DESTIN, Fla. – For the first time in a decade, South Carolina will not sell out of football season tickets.
USC athletics director Eric Hyman acknowledged the YES program – aka, the personal seat license – has scared off a number of fans, as expected. The average attrition rate at other schools that implemented PSLs was 10 to 12 percent.
Hyman would not say whether USC would surpass that rate, but it sounds like the Gamecocks will have at least that percentage of season ticket holders drop off.
The flipside is the seat fees, which range from $50 to $395, are bringing in the extra revenues Hyman views as key to his long-range facilities plan.
That’s all well and good, but USC president Harris Pastides said officials should not lose sight of the fans who are taking their disposable income and spending it elsewhere.

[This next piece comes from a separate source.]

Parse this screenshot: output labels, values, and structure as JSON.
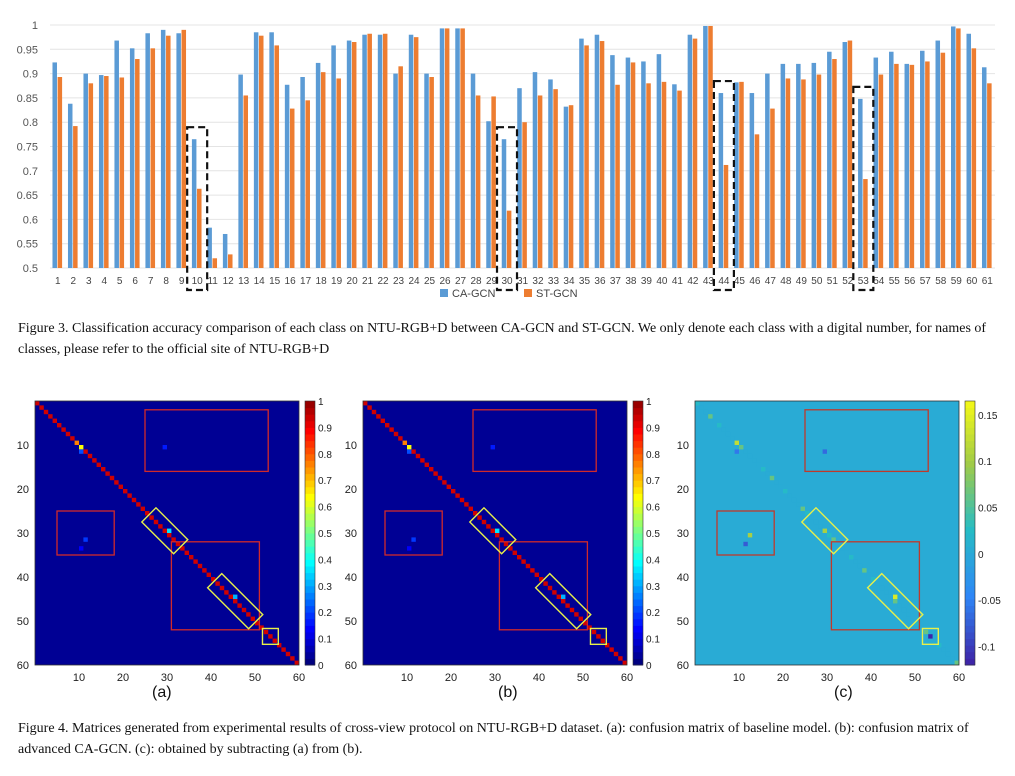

“Although the revenue side may be up, we’re very concerned about people who maybe feeling the squeeze and not able to buy season tickets,” Pastides said. “And what’s the right thing to do there? We need more revenue, but you need the fans equally. I’m very sensitive to the fans.”
So sensitive that USC would reverse course and ditch the YES program? No way. That cat’s out of the bag.
USC will try other measures to assuage fans. Gamecock Club officials have frozen dues – and plan to do so until the economy improves – and started a membership drive after watching its membership plummet 20 percent (from 14,000 members to 11,000) in just a few years.
Not sure what else USC can do, except win.
A few notes from the final day here at the Sandestin Hilton. The presidents are getting ready to vote on a number of proposals.
They are expected to support proposals to:
–Cap football signing classes at 30, a measure that should be called the Houston Nutt Rule after the Mississippi coach signed 37 players in February;
–Form a committee to study cost containment measures. Hyman said SEC athletics directors are supportive of several initiatives proposed by other conferences, including the elimination of the NCAA regional track meets and European basketball tours.
Hyman said there was mixed support for a measure that would allow football programs to pay for four graduate assistants, instead of the current two. Hyman said there was little support among AD’s for an early signing football period.